Hebrews 11:1 says "Faith is the substance of things hoped for, the evidence of things not seen."
My friend and I were talking on the phone and I couldn't help but complain about how hard it is to completely trust God in situations like yesterday where yet another shooting happened. Or, for example, as the future gets closer and closer, trusting in Him becomes more difficult. My friend just laughed and said, "....well that's faith" and I couldn't help but smile because my friend is right. Even though I don't know why all of the things in the world happen the way they do or what God's plan is for my future, I have faith in a God who is all-knowing, all powerful, and most of all knows what He is doing. And for that, I am so thankful.

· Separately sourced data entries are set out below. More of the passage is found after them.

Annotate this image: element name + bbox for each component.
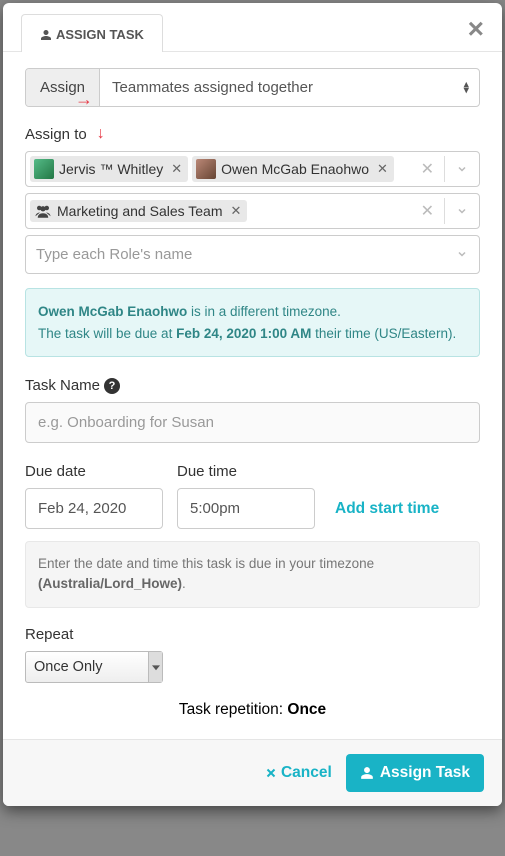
teammates-multiselect[interactable]: Jervis ™ Whitley ✕ Owen McGab Enaohwo ✕ … (25, 151, 480, 187)
due-date-col: Due date Feb 24, 2020 (25, 463, 163, 529)
due-time-input[interactable]: 5:00pm (177, 488, 315, 529)
chevron-down-icon[interactable] (445, 246, 479, 264)
tz-due: Feb 24, 2020 1:00 AM (176, 326, 311, 341)
due-date-input[interactable]: Feb 24, 2020 (25, 488, 163, 529)
help-icon[interactable]: ? (104, 378, 120, 394)
teammate-chip[interactable]: Owen McGab Enaohwo ✕ (192, 156, 394, 182)
chevron-down-icon[interactable] (445, 202, 479, 220)
updown-icon: ▴▾ (463, 81, 469, 94)
modal-header: ASSIGN TASK × (3, 3, 502, 52)
tab-assign-task[interactable]: ASSIGN TASK (21, 14, 163, 52)
repeat-label: Repeat (25, 626, 480, 643)
groups-chips: Marketing and Sales Team ✕ (26, 194, 411, 228)
assign-to-label: Assign to ↓ (25, 125, 480, 143)
task-name-input[interactable]: e.g. Onboarding for Susan (25, 402, 480, 443)
chevron-down-icon[interactable] (445, 160, 479, 178)
timezone-hint: Enter the date and time this task is due… (25, 541, 480, 608)
close-icon (265, 767, 277, 779)
assign-task-modal: ASSIGN TASK × → Assign Teammates assigne… (3, 3, 502, 806)
chip-remove-icon[interactable]: ✕ (377, 161, 388, 177)
assign-task-button[interactable]: Assign Task (346, 754, 484, 792)
due-row: Due date Feb 24, 2020 Due time 5:00pm Ad… (25, 463, 480, 529)
clear-all-icon[interactable]: ✕ (411, 159, 444, 179)
person-icon (40, 29, 52, 41)
teammates-chips: Jervis ™ Whitley ✕ Owen McGab Enaohwo ✕ (26, 152, 411, 186)
person-icon (360, 766, 374, 780)
repeat-value: Once Only (34, 659, 103, 675)
chip-remove-icon[interactable]: ✕ (231, 203, 242, 219)
chip-label: Marketing and Sales Team (57, 203, 223, 219)
avatar (196, 159, 216, 179)
tz-user: Owen McGab Enaohwo (38, 304, 187, 319)
assign-mode-value: Teammates assigned together ▴▾ (100, 69, 479, 106)
group-icon (34, 203, 52, 219)
chip-remove-icon[interactable]: ✕ (171, 161, 182, 177)
repeat-select[interactable]: Once Only (25, 651, 163, 683)
cancel-button[interactable]: Cancel (265, 764, 332, 782)
repeat-summary: Task repetition: Once (25, 701, 480, 719)
close-icon[interactable]: × (468, 15, 484, 43)
chip-label: Owen McGab Enaohwo (221, 161, 369, 177)
dropdown-caret-icon (148, 652, 162, 682)
teammate-chip[interactable]: Jervis ™ Whitley ✕ (30, 156, 188, 182)
add-start-time-link[interactable]: Add start time (335, 500, 439, 529)
timezone-notice: Owen McGab Enaohwo is in a different tim… (25, 288, 480, 357)
modal-body: → Assign Teammates assigned together ▴▾ … (3, 52, 502, 739)
due-date-label: Due date (25, 463, 163, 480)
roles-placeholder: Type each Role's name (26, 236, 445, 273)
roles-input[interactable]: Type each Role's name (25, 235, 480, 274)
chip-label: Jervis ™ Whitley (59, 161, 163, 177)
modal-footer: Cancel Assign Task (3, 739, 502, 806)
group-chip[interactable]: Marketing and Sales Team ✕ (30, 200, 247, 222)
tab-label: ASSIGN TASK (56, 27, 144, 42)
task-name-label: Task Name ? (25, 377, 480, 394)
avatar (34, 159, 54, 179)
assign-mode-select[interactable]: Assign Teammates assigned together ▴▾ (25, 68, 480, 107)
arrow-right-annotation: → (75, 89, 93, 110)
arrow-down-annotation: ↓ (97, 125, 105, 143)
due-time-col: Due time 5:00pm (177, 463, 315, 529)
due-time-label: Due time (177, 463, 315, 480)
groups-multiselect[interactable]: Marketing and Sales Team ✕ ✕ (25, 193, 480, 229)
clear-all-icon[interactable]: ✕ (411, 201, 444, 221)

I mean, who am I to try and fully comprehend what God is doing, yet alone tell Him how to do His job?
They say that your 20's are your "selfish years" and that you should work really hard so you can reap your benefits when you're older. The first time I heard that statement, I wasn't bothered by it, but now that I'm 21 and a senior in college, I can finally understand why people say it. I'm a senior in college now and I feel like time is moving even faster than it has the past three years. Although I can relate and want to work hard for not only myself but also for my family during my 20's, I don't want to be someone who live such a selfish life. I don't want to always put my needs above everything else. I don't want to be so self-absorbed with everything going on in my life that I forget to help or love those around me.

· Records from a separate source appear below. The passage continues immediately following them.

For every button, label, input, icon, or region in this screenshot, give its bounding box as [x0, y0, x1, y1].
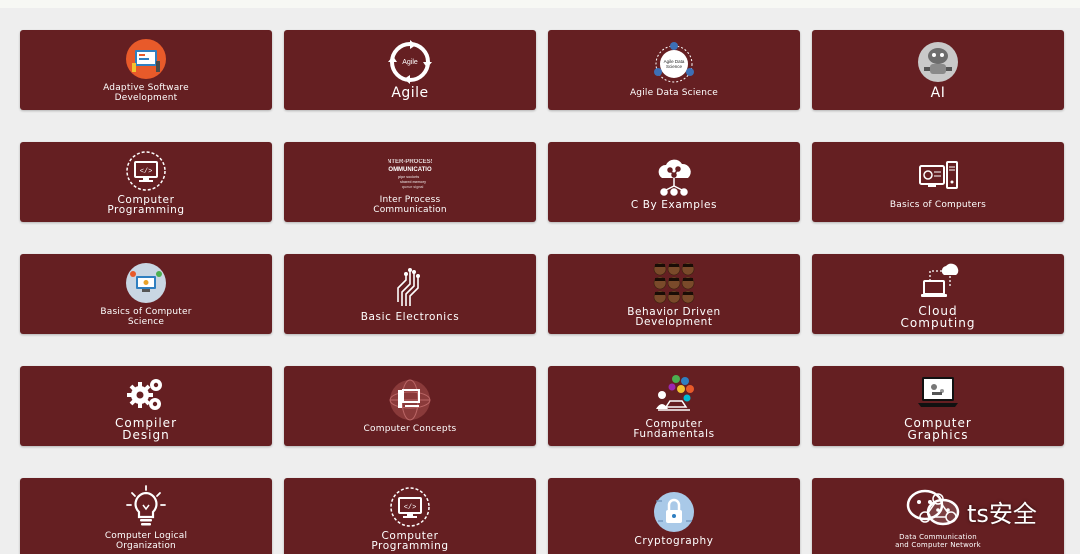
- course-card[interactable]: Computer Fundamentals: [548, 366, 800, 446]
- course-label: Agile: [391, 84, 429, 101]
- gears-icon: [124, 371, 168, 415]
- robot-icon: [916, 40, 960, 84]
- course-label: Data Communication and Computer Network: [895, 533, 981, 549]
- course-label: Computer Concepts: [363, 424, 457, 434]
- course-label: Basics of Computers: [889, 200, 987, 210]
- course-card[interactable]: Agile Data Science Agile Data Science: [548, 30, 800, 110]
- course-card[interactable]: AI: [812, 30, 1064, 110]
- course-card[interactable]: Computer Concepts: [284, 366, 536, 446]
- course-card[interactable]: Basic Electronics: [284, 254, 536, 334]
- cloud-computing-icon: [916, 259, 960, 303]
- monitor-code-icon: </>: [124, 149, 168, 193]
- course-card[interactable]: Adaptive Software Development: [20, 30, 272, 110]
- course-label: Basics of Computer Science: [100, 307, 192, 327]
- course-label: Cryptography: [634, 534, 714, 547]
- course-card[interactable]: Behavior Driven Development: [548, 254, 800, 334]
- course-card[interactable]: Basics of Computers: [812, 142, 1064, 222]
- svg-text:Agile: Agile: [402, 59, 418, 66]
- svg-text:pipe sockets: pipe sockets: [398, 175, 419, 179]
- computer-icon: [916, 154, 960, 198]
- agile-cycle-icon: Agile: [388, 39, 432, 84]
- lightbulb-icon: [124, 485, 168, 529]
- course-card[interactable]: Computer Logical Organization: [20, 478, 272, 554]
- course-card[interactable]: </> Computer Programming: [284, 478, 536, 554]
- watermark: ts安全: [905, 488, 1037, 534]
- course-label: Computer Fundamentals: [633, 417, 715, 440]
- circuit-icon: [388, 266, 432, 310]
- course-label: Computer Programming: [371, 529, 449, 552]
- wechat-icon: [905, 488, 963, 534]
- faces-icon: [652, 261, 696, 305]
- course-grid: Adaptive Software Development Agile Agile A…: [20, 30, 1064, 554]
- computer-science-icon: [124, 261, 168, 305]
- course-card[interactable]: Cloud Computing: [812, 254, 1064, 334]
- course-label: Adaptive Software Development: [103, 83, 189, 103]
- globe-computer-icon: [388, 378, 432, 422]
- svg-text:Science: Science: [666, 64, 683, 69]
- course-label: Computer Logical Organization: [104, 531, 188, 551]
- course-label: Inter Process Communication: [373, 195, 447, 215]
- course-card[interactable]: Basics of Computer Science: [20, 254, 272, 334]
- course-card[interactable]: Computer Graphics: [812, 366, 1064, 446]
- svg-text:queue signal: queue signal: [402, 185, 423, 189]
- course-label: AI: [930, 84, 946, 101]
- person-laptop-icon: [652, 373, 696, 417]
- agile-data-science-icon: Agile Data Science: [652, 42, 696, 86]
- course-card[interactable]: Compiler Design: [20, 366, 272, 446]
- course-label: Agile Data Science: [629, 88, 719, 98]
- course-label: Compiler Design: [114, 416, 177, 442]
- top-bar: [0, 0, 1080, 8]
- course-card[interactable]: Agile Agile: [284, 30, 536, 110]
- course-label: Computer Programming: [107, 193, 185, 216]
- course-label: Cloud Computing: [900, 304, 976, 330]
- watermark-text: ts安全: [967, 499, 1037, 528]
- svg-text:</>: </>: [140, 168, 153, 176]
- lock-icon: [652, 490, 696, 534]
- course-label: Basic Electronics: [360, 310, 460, 323]
- monitor-code-icon: </>: [388, 485, 432, 529]
- svg-text:COMMUNICATION: COMMUNICATION: [388, 167, 432, 173]
- svg-text:</>: </>: [404, 504, 417, 512]
- cloud-network-icon: [652, 154, 696, 198]
- course-card[interactable]: C By Examples: [548, 142, 800, 222]
- course-card[interactable]: INTER-PROCESS COMMUNICATION pipe socketssh…: [284, 142, 536, 222]
- svg-text:INTER-PROCESS: INTER-PROCESS: [388, 159, 432, 165]
- laptop-graphics-icon: [916, 371, 960, 415]
- word-cloud-icon: INTER-PROCESS COMMUNICATION pipe socketssh…: [388, 149, 432, 193]
- course-card[interactable]: </> Computer Programming: [20, 142, 272, 222]
- svg-text:shared memory: shared memory: [400, 180, 426, 184]
- tools-icon: [124, 37, 168, 81]
- course-label: Behavior Driven Development: [627, 305, 721, 328]
- course-label: C By Examples: [630, 198, 718, 211]
- course-card[interactable]: Cryptography: [548, 478, 800, 554]
- course-label: Computer Graphics: [904, 416, 972, 442]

Don't get me wrong, I've had that mentality of "I'm gonna do me and put MY needs above everyone else's". It was fine for a while, but then it didn't satisfy me anymore. There is a difference between self-care and knowing when to say no, so I'm not saying that you shouldn't say no once in a while, but It's just so easy to get caught up in yourself in today's society. Especially in college, I feel like I've encountered so many people that are only looking out for themselves and it's hard not to get caught up in that mentality. I mean we're all selfish in a way because we're only human, but I can't help but think about how Jesus did it. He ultimately sacrificed His life for us AND He lived such a selfless life that was so full of love. He served those around Him, not only those who loved Him but also those who hated Him. I was reminded of this verse in Philippians 2:4 that says:
"Let each of you look not only to his own interests, but also to the interests of others." Like most of the verses I've read, it's easier said than done.
Reading that made me feel good, but do I even really practice it?

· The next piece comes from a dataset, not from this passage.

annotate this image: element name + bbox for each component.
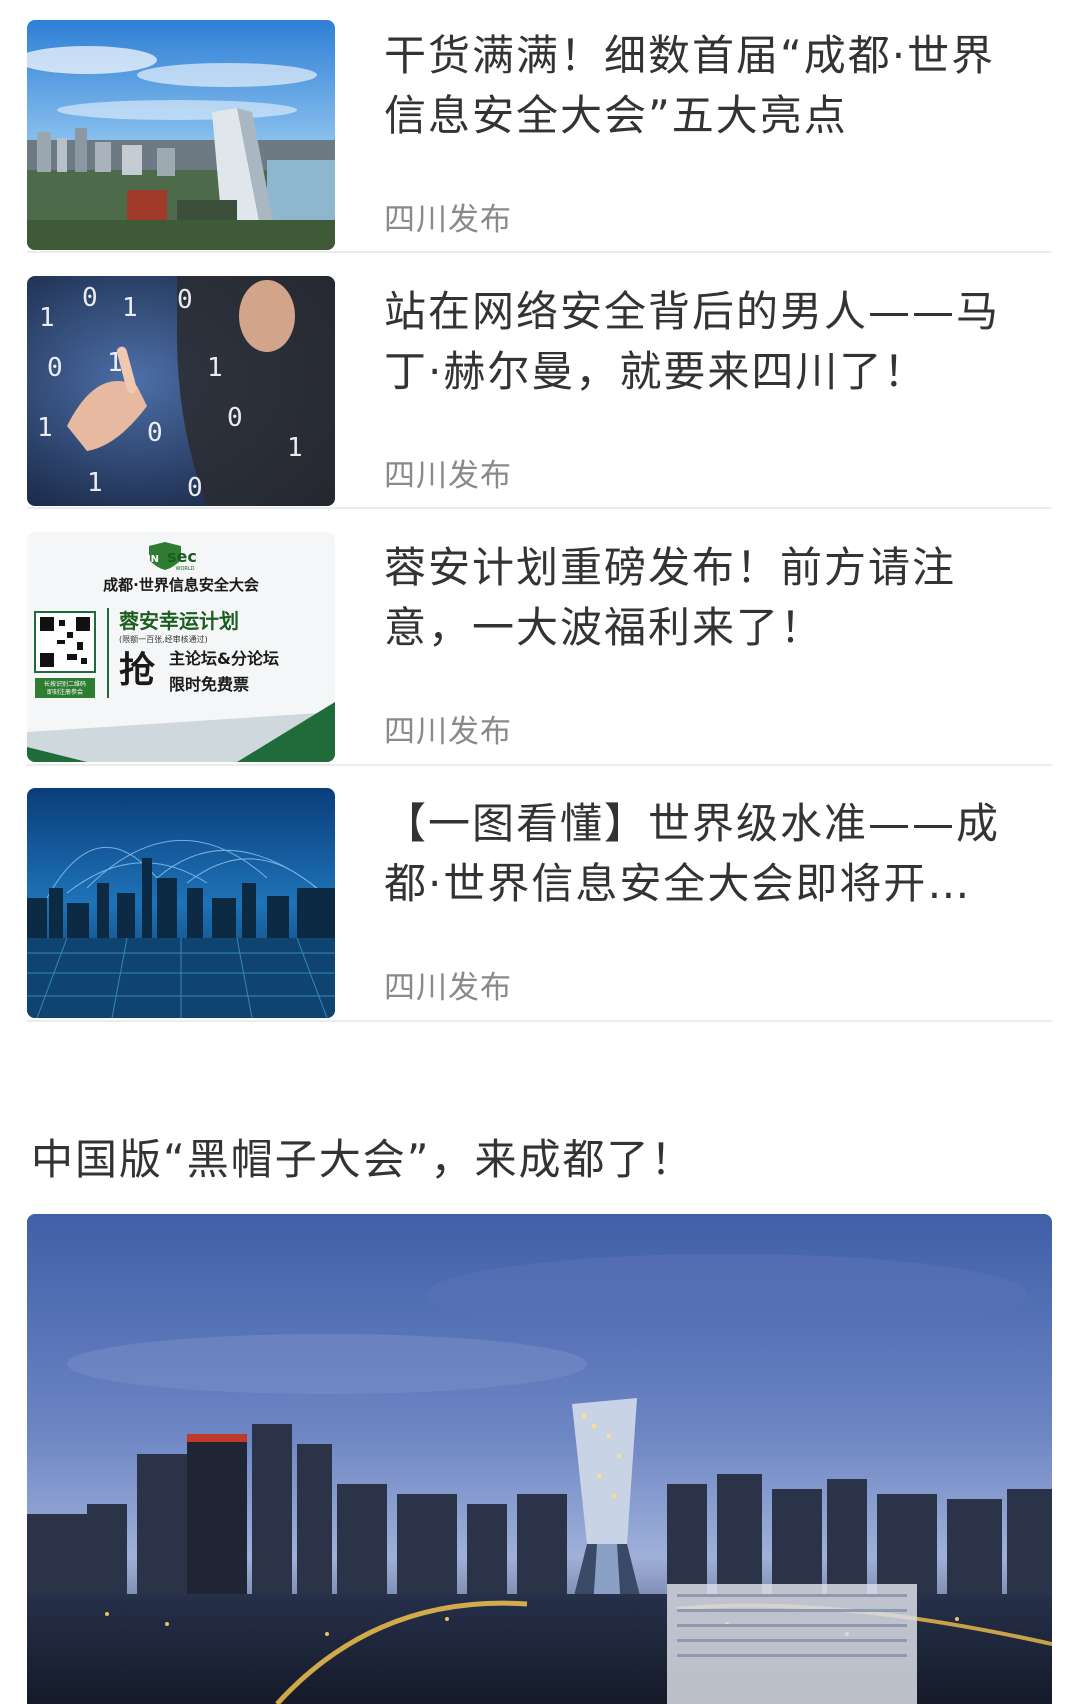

It's so hard considering that we're all so busy all the time. The free time that I do have, I just want to be by myself or relax and enjoy it alone, not go out of my way to help someone. I also want to be able to be selfless and give to people without waiting for something back. There are times when I'm like "Okay I did this for you and I was there for you what are you going to do for me?" Obviously I don't say that to anyone's face, but it's something that I have thought about before.
Then I realize.. what if Jesus was like that? "Hey Nicole, I gave my life for you...so what do you have to give me in return?" I would literally have nothing to offer back. There are plenty of times where I just run to Jesus about my problems without even thanking Him. I will never be able to give back everything that He has given and done for me, yet He chooses to love me regardless. So why should I expect something back from others? I want to be on that level of selflessness and loving others that I can happily choose to serve them with a happy heart.
I want my last year here at UT to not be a year of selfishness and "doing me", but I want to be selfless. I want to give back to my community, to my friends, to those around me and especially to my family who sacrificed so much so I can be here. Yes I want to be a doctor so I can give back in that way, but I might as well start with what I have now and with those surrounding me.